26 de noviembre 2019
The footsteps traced by Father Edwin Roman in Masaya, Nicaragua have been preserved forever in the marble of our enduring memories.
Amid the laments of the mothers imploring the heavens for their unjustly imprisoned children, the figure of Edwin Roman rises, grown gigantic as a source of motivation. The young people are victims of a regime that utilizes an unbridled and unscrupulous repression as a desperate measure, despite realizing that it’s not working for them.
The priest is one of those great pillars that the Church has proportioned this indominable resistance, as has been Monsignor Silvio Baez; Monsignor Rolando Alvarez; Father Jose Idiaquez, rector of the Central American University; Monsignor Abelardo Mata; Father Harving Padilla; Monsignor Jorge Solorzao; Father Rodolfo Lopez, and so many others in different parishes.
These religious figures seem to multiply like loaves and fishes, following in the footsteps of Jesus Christ, that great combatant of injustices, tyrannies, and corruption, defender of the interests of a subjected people who can do nothing in the face of arbitrary rule.
That Jesus Christ who was taken out of the temple by the Pharisees at the service of the Herod court, who abuse power without a chance to wash their hands of their actions as Pilates did.
Whose side would Jesus Christ be on, in this struggle? It’s an unnecessary question since the reply is so obvious.
Nearly a year ago, I was in the Managua Cathedral at a talk from Monsignor Alvarez, in which he discussed what is expected of the Church. Going over the notes I never fail to take, this phrase stands out:
“The Church that Jesus Christ doesn’t want, is a Church that doesn’t criticize the unjust, that rubs elbows with the powerful, that abandons the weak, that shows fear. Jesus Christ doesn’t accept a corrupt Church that influences power, that negotiates or makes pacts, that holds closed-door sessions, that doesn’t lift its voice, that doesn’t assume its commitments to the common people. Jesus Christ expects a Church that demonstrates with its attitudes that it’s on the side of the unprotected; that it’s capable of denouncing the anomalies that others commit, as well as their own anomalies; that isn’t afraid of criticism; that recognizes its sins…”
The ovation for this speech was as long as the hopes of all those present, and Father Edwin Roman has been walking the path of sacrifice, in the spirit of those phrases.
It’s the same path traced by Monsignor Arnulfo Romero, and the Jesuits who were brutally murdered in El Salvador; it’s the path of Father Luis Maria Ugalde in Venezuela, and of so many other combatants in a cassock, capable of taking all risks to fulfill their commitment.
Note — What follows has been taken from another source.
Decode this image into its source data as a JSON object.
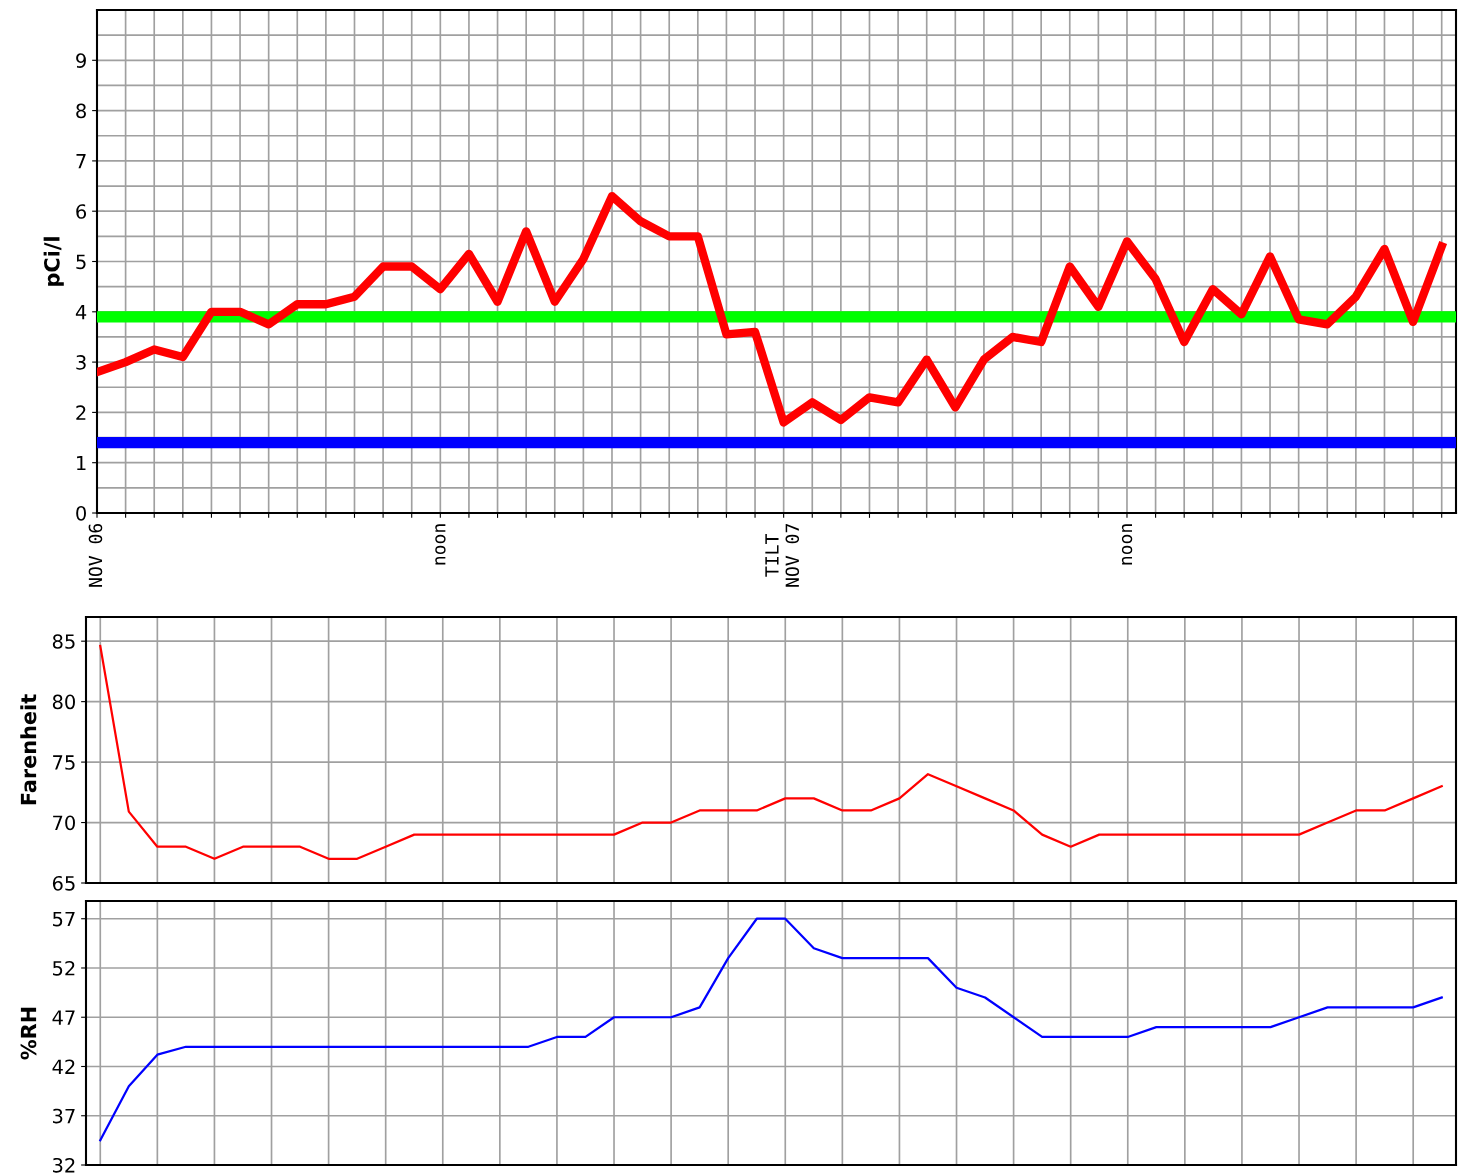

Luckily for our rebellious youth and beyond the prevailing repression, there are many priests being multiplied at the edges of this effort unleashed with Spartan firmness. It was the presence of Father Edwin Roman and his disposition in the San Miguel Church that strengthened those mothers who’ve witnessed the struggle of their children to shape a different country.
A mass of kids extends unstoppably through the high school and university classrooms. The attitudes of all these priests, pillars of the patriotic resistance as great motivators, responds to the challenges traced by Monsignor Alvarez in the Managua Cathedral that morning. It’s the Church’s punch to the jaw of those who – even while abusing power and applying a disproportionate repression – don’t cause them to fear.